DEAR MISS MANNERS: On two occasions, now, I have made the acquaintance of someone who had spent time in prison. One person admitted the fact right upfront upon our meeting. On the other occasion, the fact was already common knowledge in the social circle we share, and I learned it before meeting the person.
I am familiar with standard getting-to-know-you conversation questions such as "How do you make your living?" or "Where did you first meet your spouse?" But somehow "Soooo.., um, Charlie, um, what's it like in prison?" just doesn't have the right feel.
Is it acceptable to ask a former prisoner what he did time for? I've never heard any etiquette rules address the question. What would you advise as to what may and what may not be asked?
GENTLE READER: Personal questions to strangers are never safe. Consider yourself lucky if no one has yet burst into tears when you asked how she makes a living (because she's been on the job market for nearly a year) or how he met his spouse (because his spouse just met someone else).

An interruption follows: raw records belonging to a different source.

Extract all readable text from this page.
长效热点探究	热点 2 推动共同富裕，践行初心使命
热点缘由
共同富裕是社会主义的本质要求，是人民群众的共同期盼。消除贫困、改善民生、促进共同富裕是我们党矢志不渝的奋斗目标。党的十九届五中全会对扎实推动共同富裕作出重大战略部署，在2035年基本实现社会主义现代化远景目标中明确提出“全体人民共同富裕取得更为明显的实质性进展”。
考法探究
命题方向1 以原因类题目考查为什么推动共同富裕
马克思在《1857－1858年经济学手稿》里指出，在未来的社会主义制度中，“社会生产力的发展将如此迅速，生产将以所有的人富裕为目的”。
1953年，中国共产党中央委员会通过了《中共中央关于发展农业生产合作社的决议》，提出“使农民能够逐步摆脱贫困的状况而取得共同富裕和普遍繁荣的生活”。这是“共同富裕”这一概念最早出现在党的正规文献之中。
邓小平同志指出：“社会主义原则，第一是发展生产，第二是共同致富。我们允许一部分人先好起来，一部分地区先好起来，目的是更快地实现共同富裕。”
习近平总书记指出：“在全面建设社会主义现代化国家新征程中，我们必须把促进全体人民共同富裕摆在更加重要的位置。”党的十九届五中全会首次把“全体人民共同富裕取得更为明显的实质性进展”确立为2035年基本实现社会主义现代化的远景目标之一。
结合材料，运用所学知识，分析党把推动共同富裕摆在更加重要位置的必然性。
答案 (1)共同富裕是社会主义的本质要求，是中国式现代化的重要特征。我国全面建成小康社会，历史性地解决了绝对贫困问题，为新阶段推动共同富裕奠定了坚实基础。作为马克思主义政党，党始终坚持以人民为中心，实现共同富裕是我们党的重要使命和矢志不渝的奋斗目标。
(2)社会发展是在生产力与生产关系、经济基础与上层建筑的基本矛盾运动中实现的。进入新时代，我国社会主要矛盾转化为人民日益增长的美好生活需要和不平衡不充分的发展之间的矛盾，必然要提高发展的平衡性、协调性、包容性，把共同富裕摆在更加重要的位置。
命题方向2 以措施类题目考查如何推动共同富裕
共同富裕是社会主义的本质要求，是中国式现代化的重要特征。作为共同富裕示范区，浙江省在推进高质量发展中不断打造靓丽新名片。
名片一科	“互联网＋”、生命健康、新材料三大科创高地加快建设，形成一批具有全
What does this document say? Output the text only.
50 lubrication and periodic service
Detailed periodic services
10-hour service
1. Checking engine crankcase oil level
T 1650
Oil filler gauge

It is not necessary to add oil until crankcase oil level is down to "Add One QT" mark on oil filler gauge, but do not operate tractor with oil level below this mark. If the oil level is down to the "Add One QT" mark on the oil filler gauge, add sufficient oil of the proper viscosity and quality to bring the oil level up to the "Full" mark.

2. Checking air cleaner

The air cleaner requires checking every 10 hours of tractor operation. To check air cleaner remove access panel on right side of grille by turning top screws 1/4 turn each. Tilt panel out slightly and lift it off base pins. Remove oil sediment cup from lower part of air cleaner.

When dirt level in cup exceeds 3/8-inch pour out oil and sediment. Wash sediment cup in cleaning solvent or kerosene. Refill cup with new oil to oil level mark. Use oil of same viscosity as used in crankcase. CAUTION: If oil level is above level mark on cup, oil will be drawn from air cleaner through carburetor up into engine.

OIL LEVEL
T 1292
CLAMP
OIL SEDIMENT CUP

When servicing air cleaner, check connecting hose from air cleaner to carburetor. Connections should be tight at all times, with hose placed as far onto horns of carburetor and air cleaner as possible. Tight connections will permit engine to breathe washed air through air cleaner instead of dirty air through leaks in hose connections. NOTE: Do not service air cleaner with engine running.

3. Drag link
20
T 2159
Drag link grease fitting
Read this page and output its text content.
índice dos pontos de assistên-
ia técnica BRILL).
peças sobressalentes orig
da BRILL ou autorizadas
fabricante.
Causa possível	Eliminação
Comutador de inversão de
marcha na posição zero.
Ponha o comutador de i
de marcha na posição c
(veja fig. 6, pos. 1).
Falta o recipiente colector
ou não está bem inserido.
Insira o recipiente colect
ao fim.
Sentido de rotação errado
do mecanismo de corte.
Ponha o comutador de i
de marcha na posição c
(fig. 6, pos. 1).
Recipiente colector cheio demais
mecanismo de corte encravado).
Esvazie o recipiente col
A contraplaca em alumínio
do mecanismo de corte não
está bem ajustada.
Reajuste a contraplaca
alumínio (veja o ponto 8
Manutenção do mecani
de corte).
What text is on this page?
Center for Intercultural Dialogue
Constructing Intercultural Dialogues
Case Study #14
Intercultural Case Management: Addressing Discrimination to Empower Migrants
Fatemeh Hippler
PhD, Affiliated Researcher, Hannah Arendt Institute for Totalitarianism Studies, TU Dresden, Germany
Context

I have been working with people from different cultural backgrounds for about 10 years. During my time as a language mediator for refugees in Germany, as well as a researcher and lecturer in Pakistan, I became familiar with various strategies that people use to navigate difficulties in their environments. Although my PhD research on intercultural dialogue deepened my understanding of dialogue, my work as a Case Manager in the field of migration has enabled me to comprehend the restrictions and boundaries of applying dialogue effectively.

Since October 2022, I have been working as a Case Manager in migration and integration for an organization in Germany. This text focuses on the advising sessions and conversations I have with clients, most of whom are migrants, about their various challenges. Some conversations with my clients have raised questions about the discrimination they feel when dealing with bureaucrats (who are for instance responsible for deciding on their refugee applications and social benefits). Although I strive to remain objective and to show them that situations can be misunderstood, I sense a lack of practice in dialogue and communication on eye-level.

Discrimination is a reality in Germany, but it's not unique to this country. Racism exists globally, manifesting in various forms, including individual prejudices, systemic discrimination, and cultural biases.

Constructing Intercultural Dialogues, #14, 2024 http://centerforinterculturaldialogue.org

But Miss Manners acknowledges that you could hit a new low in casual chatter by peppering someone with questions about his crime and punishment. She also acknowledges that nowadays, an amazing number of people do want to talk to mere acquaintances about matters one would think embarrassing, but you still have to let them ask.
You may be sure that someone who wants to talk about himself will find a way to work it into the conversation. The person who announced it upfront could have been asked a nonaggressive question, such as "How was it?" or "What were the circumstances?" If others are ready to talk, you need only say "Nasty weather we've been having" to allow them to reply "You have no idea how hard these thunderstorms are on cat burglars."
DEAR MISS MANNERS: My daughter will be in a society ball where the guest tables are quite expensive and must be reserved/purchased as a full table. Two tables of 10 will accommodate my immediate family and the mother and guest of my daughter's escort.
My dilemma is that two of my siblings are single. One of them has an on-and-off relationship. We are very fond of this sibling's friend. Is it wrong to invite the two siblings without specifying a guest?
GENTLE READER: Normally, Miss Manners is the first to say that before people accept or decline invitations, they should decide whether they would find the occasion, the hosts and the host's other guests' company sufficiently entertaining, and not expect to bring their own guests.
But this is a ball, which means that dancing is the main feature of the evening, not incidental, as at a wedding. You could line up friends who will ask your siblings to dance, but you cannot simply leave them to sit through the evening while others take to the dance floor.
DEAR MISS MANNERS: This is my first year in business for myself. I would like to show excellent customer care by sending Christmas cards to my customers whom I've worked for in the past year. Are there any specific rules I should follow so as not to offend my customers?
GENTLE READER: Rule 1 would be: Don't send Christmas cards.
Most people will not be offended, but neither are they likely to be charmed. Unless you are on particularly friendly terms with them, many will regard your card as another form of printed advertising. Even less charmed will be your clients who are not Christian, or who are, but do not celebrate Christmas.
Before you protest that you mean well (and everyone else protests at Miss Manners' horrid attitude), she has another suggestion. Write a short note of appreciation with your own hand, as a sort of end-of-the-year appreciation, and say nothing about Christmas.